Dass unternehmerische Kreativität den Handlungsspielraum erweitern kann, zeigt Franziska König aus Niederösterreich: Per Crowdfunding finanzierte sie einen Apothekenumbau, der sonst an bankinternen Hürden gescheitert wäre. Das Vertrauen der Kund:innen wurde zur Investition – ein Modell, das auch in Deutschland Aufmerksamkeit verdient. Denn es zeigt: Investitionskraft ist nicht nur eine Frage der Bonität, sondern auch der Gemeinschaft.

Ein weiteres Zeichen gegen den allgemeinen Rückzug setzte die Schleusen-Apotheke in Sachsenhausen. Zum 100-jährigen Bestehen erklärte Inhaberin Mandy Kuhrau öffentlich: „Schließen? Mitnichten!“ In Zeiten flächendeckender Rückzüge wirkt diese Haltung fast wie ein kulturpolitisches Statement. Standortbindung wird zur Strategie – getragen von Identität, Präsenz und unternehmerischem Mut.

Am Ende ist es auch der gesundheitspolitische Blick, der sich erweitert: Eine US-Studie zur Salzreduktion bei Typ-2-Diabetiker:innen mit Bluthochdruck belegt signifikante Senkungen des systolischen Wertes – unabhängig von Medikation. Diese Erkenntnis fordert nicht nur Behandlungsstrategien heraus, sondern positioniert Prävention als systemische Intervention. Ernährung, Beratung, Lebensführung – Apotheken könnten hier als Vermittler einer neuen Versorgungslogik auftreten.
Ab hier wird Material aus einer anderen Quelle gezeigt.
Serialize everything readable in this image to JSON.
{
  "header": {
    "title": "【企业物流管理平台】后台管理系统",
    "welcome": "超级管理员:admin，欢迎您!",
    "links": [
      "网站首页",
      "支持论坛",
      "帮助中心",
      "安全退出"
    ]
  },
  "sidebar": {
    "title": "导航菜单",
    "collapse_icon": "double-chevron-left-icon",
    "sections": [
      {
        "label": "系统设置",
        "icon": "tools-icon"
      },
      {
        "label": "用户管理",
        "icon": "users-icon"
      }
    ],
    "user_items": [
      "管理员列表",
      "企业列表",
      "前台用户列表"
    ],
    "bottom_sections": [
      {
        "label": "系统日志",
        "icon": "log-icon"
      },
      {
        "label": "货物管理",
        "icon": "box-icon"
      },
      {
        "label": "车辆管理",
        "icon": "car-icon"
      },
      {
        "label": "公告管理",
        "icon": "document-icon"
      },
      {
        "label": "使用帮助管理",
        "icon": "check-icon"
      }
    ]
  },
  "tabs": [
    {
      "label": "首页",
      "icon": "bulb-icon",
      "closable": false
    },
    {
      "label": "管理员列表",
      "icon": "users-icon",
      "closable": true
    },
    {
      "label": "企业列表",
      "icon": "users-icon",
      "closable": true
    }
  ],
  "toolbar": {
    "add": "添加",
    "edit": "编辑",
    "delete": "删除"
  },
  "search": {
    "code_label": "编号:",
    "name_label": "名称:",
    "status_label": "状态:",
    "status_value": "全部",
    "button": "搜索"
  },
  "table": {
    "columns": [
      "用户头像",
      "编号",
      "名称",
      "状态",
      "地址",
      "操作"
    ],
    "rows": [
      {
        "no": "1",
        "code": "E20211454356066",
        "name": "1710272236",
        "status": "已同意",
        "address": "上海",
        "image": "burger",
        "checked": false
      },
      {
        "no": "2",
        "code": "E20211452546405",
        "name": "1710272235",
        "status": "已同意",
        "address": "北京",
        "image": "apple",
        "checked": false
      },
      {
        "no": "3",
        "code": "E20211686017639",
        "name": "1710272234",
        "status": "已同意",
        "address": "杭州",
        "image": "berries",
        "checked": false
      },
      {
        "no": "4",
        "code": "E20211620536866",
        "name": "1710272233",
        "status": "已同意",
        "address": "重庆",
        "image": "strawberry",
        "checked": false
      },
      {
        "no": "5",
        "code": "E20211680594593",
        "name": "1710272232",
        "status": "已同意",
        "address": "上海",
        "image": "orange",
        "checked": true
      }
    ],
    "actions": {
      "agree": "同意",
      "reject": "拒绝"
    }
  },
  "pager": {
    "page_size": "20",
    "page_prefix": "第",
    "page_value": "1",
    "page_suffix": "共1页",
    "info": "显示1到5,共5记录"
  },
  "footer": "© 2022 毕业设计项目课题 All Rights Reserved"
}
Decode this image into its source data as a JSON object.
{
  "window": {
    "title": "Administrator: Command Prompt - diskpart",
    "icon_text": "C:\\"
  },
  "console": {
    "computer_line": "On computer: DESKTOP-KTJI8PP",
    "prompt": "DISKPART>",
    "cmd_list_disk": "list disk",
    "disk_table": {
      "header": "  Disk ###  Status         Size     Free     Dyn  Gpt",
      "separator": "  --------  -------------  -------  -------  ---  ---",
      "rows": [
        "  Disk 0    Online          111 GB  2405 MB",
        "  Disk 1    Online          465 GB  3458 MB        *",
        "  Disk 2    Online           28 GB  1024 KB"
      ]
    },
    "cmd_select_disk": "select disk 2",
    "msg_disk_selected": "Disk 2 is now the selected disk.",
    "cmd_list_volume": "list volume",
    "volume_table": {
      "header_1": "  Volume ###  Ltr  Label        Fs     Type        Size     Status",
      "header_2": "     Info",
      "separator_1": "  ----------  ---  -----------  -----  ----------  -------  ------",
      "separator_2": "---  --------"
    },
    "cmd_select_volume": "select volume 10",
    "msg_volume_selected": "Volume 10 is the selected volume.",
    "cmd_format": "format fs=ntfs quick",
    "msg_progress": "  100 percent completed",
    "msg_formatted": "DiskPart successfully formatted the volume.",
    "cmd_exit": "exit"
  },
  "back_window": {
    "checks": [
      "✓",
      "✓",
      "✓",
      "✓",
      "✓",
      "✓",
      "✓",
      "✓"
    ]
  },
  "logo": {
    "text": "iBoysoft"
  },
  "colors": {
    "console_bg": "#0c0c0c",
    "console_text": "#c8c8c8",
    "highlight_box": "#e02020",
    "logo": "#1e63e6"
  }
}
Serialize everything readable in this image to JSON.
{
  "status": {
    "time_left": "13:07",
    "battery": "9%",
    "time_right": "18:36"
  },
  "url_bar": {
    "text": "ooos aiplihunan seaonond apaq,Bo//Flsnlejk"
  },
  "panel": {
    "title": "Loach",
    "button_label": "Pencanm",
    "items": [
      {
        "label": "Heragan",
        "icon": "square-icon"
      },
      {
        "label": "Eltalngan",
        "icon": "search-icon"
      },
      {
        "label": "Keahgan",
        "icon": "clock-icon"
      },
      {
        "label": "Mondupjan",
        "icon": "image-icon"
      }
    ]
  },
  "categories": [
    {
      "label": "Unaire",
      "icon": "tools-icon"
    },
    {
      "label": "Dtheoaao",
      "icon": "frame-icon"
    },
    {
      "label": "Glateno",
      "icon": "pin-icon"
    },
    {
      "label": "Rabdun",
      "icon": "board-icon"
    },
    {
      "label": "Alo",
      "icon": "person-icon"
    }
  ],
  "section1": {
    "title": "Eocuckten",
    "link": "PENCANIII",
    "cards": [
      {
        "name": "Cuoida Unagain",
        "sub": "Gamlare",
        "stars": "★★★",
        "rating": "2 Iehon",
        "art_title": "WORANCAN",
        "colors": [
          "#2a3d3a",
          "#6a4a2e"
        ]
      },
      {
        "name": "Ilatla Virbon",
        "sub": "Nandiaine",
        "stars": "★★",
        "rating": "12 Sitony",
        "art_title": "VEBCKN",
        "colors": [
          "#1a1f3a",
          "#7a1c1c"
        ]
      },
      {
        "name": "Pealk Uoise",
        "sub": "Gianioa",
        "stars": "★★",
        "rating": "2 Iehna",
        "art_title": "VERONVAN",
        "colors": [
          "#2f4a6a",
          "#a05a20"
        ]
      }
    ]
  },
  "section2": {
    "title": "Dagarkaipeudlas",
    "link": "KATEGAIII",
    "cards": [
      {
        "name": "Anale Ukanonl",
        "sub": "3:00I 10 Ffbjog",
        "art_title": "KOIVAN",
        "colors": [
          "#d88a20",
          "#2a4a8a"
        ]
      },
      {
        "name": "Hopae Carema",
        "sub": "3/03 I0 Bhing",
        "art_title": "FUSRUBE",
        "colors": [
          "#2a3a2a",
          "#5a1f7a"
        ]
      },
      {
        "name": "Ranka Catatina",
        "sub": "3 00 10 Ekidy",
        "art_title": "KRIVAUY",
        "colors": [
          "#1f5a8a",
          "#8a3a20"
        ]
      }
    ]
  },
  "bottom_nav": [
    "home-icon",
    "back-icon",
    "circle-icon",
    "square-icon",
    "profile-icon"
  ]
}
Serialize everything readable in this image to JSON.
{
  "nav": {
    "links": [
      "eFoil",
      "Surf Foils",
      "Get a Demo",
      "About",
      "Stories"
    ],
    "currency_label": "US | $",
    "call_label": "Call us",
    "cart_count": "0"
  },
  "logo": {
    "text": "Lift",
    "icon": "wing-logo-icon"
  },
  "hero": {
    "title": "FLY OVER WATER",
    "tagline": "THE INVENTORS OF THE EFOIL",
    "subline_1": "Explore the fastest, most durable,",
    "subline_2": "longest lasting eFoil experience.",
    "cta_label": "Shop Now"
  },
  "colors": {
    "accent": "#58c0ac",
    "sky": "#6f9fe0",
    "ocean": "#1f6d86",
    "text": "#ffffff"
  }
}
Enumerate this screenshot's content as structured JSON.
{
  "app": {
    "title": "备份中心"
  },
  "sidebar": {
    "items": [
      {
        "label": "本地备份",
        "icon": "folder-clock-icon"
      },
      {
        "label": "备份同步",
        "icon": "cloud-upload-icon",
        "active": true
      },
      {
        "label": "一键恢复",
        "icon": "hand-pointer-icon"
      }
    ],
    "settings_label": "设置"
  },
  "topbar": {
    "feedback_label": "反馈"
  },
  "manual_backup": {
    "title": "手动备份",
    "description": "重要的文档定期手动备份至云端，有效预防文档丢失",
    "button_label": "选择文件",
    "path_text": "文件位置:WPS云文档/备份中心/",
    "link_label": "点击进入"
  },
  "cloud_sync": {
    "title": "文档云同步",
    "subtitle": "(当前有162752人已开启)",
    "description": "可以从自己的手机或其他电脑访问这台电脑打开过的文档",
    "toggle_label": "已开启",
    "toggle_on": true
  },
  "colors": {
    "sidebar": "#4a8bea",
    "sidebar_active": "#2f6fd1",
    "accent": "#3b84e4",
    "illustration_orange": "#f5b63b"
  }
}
Fazit: Die Lage der Apotheken ist weder eindimensional noch hoffnungslos. Wer Integration ernst nimmt, wer Führung professionalisiert, wer kreative Finanzierungswege nutzt und politisch auf Umsetzung drängt, kann bestehen. Doch ohne strukturelle Reformen bleibt jeder Fortschritt fragil. Integration und ökonomische Resilienz allein genügen nicht – es braucht eine neue Verbindlichkeit im politischen Handeln, eine Rückbesinnung auf die Fläche und eine systemische Investition in die Zukunft.